Acara 2
A. PENDAHULUAN
· Latar Belakang
Konsep bahwa pertumbuhan dan perkembangan tanaman diatur oleh suatu substansi yang dihasilkan dalam jumlah sangat sedikit, dalam suatu organ yang menyebabkan suatu respon pada organ yang lain, pertama kali diajukan oleh Julius von Sachss, bapak Fisiologi Tumbuhan, pada pertengahan abad ke-19. Pengamatannya dikuatkan lagi oleh Charles Darwin pada tahun 1880 dalam eksperimennya tentang pengaruh cahaya dan gaya tarik bumi terhadap pertumbuhan tanaman, Darwin mengamati bahwa kecambah rumput kenari membengkok kearah sumber cahaya (fototropisme) kecuali bila pucuk kecambah tersebut dibungkus dengan kertas timah yang tidak tembus cahaya. Dia menyimpulkan bahwa rangsangan cahaya ditanggapi oleh bagian ujung batang (koleoptil), tepai responsnya terjadi pada jaringan yang lebih bawah atau lebih basal (Gardner, dkk., 1991).
Beberapa ilmuwan memberikan definisi yang lebih terperinci terhadap istilah hormon yaitu senyawa kimia yang disekresi oleh suatu organ atau jaringan yang dapat mempengaruhi organ atau jaringan lain dengan cara khusus. Berbeda dengan yang diproduksi oleh hewan senyawa kimia pada tumbuhan sering mempengaruhi sel-sel yang juga penghasil senyawa tersebut disamping mempengaruhi sel lainnya, sehingga senyawa-senyawa tersebut disebut dengan zat pengatur tumbuh untuk membedakannya dengan hormon yang diangkut secara sistemik atau sinyal jarak jauh. (http://www.iel.ipb.ac.id/sac/hibah/2003/sf_tumbuhan/ZPT.html yang direkam pada 31 Okt 2007 16:10:39 GMT.)
· Tujuan Praktikum
Agar mahasiswa dapat mengetahui pengaruh penggunaan pelilinan pada buah-buahan terhadap lama simpan umur buah.
B. TINJAUAN PUSTAKA
Hormon berasal dari bahasa Yunani yaitu Hormoein yang berarti menggiatkan, atau suatu substansi yang disintesis pada suatu organ yang pada gilirannya merangsang terjadinya respons pada organ yang lain (Gardner, dkk., 1991). Sedangkan menurut Lingga (1986), hormon itu berarti pembawa atau pembangkit. Jadi hormon merupakan zat yang berfungsi sebagai pengatur yang dapat mempengaruhi jaringan-jaringan berbagai organ maupun sistem organ.
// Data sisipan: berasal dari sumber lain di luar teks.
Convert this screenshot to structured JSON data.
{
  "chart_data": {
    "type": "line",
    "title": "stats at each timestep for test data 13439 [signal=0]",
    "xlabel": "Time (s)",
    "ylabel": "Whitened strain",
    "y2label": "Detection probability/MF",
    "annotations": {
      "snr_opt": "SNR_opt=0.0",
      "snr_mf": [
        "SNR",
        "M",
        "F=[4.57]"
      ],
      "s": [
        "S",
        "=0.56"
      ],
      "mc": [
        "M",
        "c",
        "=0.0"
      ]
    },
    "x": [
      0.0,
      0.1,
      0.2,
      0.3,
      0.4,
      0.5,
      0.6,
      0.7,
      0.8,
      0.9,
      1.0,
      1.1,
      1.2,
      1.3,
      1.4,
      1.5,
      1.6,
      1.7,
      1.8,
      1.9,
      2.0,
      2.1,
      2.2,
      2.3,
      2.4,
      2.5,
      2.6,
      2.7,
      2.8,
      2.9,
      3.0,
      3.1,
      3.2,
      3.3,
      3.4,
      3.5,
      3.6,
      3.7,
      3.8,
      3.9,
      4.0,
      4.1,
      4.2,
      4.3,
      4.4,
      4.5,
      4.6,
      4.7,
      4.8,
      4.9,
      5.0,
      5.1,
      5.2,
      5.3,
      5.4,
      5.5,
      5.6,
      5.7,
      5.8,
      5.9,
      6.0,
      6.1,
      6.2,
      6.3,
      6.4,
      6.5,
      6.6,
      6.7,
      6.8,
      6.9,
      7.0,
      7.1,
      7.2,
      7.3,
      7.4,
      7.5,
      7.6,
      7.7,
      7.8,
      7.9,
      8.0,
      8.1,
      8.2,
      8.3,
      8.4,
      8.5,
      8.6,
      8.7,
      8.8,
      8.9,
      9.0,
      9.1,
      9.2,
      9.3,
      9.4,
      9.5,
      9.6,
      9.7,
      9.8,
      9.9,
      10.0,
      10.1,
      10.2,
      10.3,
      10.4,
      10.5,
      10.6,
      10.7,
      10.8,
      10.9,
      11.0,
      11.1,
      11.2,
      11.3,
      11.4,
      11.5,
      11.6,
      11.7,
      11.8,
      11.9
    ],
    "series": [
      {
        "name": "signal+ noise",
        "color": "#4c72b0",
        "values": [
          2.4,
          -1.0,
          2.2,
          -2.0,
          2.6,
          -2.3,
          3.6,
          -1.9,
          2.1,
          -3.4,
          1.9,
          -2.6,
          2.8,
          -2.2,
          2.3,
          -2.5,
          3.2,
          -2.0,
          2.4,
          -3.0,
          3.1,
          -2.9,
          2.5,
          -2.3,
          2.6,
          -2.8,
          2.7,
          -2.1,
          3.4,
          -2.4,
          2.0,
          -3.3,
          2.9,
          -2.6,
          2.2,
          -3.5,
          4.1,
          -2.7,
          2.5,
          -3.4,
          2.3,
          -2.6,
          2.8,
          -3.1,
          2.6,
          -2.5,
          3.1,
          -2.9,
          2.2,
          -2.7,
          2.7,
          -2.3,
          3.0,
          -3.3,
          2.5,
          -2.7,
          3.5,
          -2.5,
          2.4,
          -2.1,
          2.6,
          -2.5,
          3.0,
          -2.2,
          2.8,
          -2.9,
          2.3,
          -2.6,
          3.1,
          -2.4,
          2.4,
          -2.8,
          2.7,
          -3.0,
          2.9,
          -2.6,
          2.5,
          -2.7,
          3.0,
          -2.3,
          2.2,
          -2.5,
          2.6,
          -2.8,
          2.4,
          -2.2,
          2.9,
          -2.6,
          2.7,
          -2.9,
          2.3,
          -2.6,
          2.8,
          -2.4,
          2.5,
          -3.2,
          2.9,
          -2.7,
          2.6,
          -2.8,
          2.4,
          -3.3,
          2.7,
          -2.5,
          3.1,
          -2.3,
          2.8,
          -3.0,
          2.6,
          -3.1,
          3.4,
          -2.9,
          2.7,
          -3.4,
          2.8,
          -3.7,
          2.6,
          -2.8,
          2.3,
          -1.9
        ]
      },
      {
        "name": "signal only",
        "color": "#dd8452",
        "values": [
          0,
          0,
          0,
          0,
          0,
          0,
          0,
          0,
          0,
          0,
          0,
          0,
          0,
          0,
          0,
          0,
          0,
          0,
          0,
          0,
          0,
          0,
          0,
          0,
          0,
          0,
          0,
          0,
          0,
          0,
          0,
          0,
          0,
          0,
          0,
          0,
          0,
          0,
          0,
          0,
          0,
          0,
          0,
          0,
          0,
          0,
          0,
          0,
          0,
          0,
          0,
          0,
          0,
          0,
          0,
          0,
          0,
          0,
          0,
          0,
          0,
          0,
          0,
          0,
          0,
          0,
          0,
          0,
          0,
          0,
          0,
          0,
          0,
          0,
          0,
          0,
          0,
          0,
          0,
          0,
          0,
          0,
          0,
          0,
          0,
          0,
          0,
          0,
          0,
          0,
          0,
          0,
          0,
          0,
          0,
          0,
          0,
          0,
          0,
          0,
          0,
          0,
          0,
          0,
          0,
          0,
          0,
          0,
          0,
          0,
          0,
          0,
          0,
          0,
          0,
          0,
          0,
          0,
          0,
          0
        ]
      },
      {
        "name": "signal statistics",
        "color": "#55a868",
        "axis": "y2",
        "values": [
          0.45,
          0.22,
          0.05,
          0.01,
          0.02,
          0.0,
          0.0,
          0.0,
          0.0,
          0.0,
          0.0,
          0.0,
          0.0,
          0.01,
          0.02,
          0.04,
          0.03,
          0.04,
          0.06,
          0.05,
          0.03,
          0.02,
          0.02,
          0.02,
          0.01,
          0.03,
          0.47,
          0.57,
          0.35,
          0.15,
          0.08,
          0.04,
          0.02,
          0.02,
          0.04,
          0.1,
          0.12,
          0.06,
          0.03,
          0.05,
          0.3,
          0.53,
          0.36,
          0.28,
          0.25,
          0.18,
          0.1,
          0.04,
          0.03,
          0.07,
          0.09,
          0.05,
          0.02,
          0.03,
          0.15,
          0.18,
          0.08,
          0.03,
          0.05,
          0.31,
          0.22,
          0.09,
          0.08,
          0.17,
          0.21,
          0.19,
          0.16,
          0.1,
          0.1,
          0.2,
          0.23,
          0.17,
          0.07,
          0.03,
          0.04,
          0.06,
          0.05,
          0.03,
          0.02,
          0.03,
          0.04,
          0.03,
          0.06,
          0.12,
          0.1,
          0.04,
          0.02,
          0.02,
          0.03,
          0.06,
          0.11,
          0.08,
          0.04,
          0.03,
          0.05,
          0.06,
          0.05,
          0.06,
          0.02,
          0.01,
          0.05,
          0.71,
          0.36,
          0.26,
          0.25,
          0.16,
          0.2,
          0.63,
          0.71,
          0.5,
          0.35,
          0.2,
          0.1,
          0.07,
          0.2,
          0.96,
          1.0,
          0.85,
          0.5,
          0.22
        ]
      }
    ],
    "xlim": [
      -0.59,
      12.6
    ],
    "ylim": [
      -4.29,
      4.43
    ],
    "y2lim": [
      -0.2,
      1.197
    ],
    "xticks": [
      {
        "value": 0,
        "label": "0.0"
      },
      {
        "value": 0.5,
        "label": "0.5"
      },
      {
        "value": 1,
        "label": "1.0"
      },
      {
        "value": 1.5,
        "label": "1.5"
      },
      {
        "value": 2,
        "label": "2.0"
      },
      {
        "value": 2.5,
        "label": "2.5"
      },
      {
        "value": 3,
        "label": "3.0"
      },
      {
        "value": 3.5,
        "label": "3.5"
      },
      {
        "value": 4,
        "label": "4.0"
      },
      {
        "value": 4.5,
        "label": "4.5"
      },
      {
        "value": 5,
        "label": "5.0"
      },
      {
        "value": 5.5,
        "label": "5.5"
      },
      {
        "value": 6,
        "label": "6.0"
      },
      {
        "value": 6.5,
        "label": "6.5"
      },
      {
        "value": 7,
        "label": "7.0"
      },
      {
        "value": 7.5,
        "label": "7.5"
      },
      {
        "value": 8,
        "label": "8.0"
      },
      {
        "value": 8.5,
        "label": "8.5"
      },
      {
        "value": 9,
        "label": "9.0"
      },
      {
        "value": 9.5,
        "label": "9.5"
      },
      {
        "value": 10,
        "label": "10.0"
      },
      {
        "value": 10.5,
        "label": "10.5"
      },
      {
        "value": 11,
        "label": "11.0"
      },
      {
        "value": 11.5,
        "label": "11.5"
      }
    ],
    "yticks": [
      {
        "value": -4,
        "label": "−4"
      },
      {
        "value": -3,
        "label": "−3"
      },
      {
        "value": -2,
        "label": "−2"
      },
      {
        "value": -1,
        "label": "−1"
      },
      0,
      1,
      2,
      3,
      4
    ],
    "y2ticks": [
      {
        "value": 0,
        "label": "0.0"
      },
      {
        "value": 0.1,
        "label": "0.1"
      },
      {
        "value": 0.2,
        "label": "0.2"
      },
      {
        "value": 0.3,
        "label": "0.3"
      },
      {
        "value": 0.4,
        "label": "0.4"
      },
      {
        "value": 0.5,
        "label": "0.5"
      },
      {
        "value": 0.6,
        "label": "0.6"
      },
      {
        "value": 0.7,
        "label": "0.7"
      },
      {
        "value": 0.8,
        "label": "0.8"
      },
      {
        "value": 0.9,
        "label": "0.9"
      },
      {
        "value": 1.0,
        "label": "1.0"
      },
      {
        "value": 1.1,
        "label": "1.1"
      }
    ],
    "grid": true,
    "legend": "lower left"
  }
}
Hormon yang membantu pertumbuhan pada tanaman dikenal dengan fitohormon atau substansi pertumbuhan tanaman atau pengatur pertumbuhan tanaman (plant growth regulators = PGRs) (Gardner, dkk., 1991). Fitohormon adalah senyawa organik bukan hara yang dihasilkan oleh tanaman yang dalam konsentrasi tertentu dapat mendukung atau menghambat pembelahan sel serta berperan dalam pertumbuhan dan perkembangan tanaman (Abidin, 1986).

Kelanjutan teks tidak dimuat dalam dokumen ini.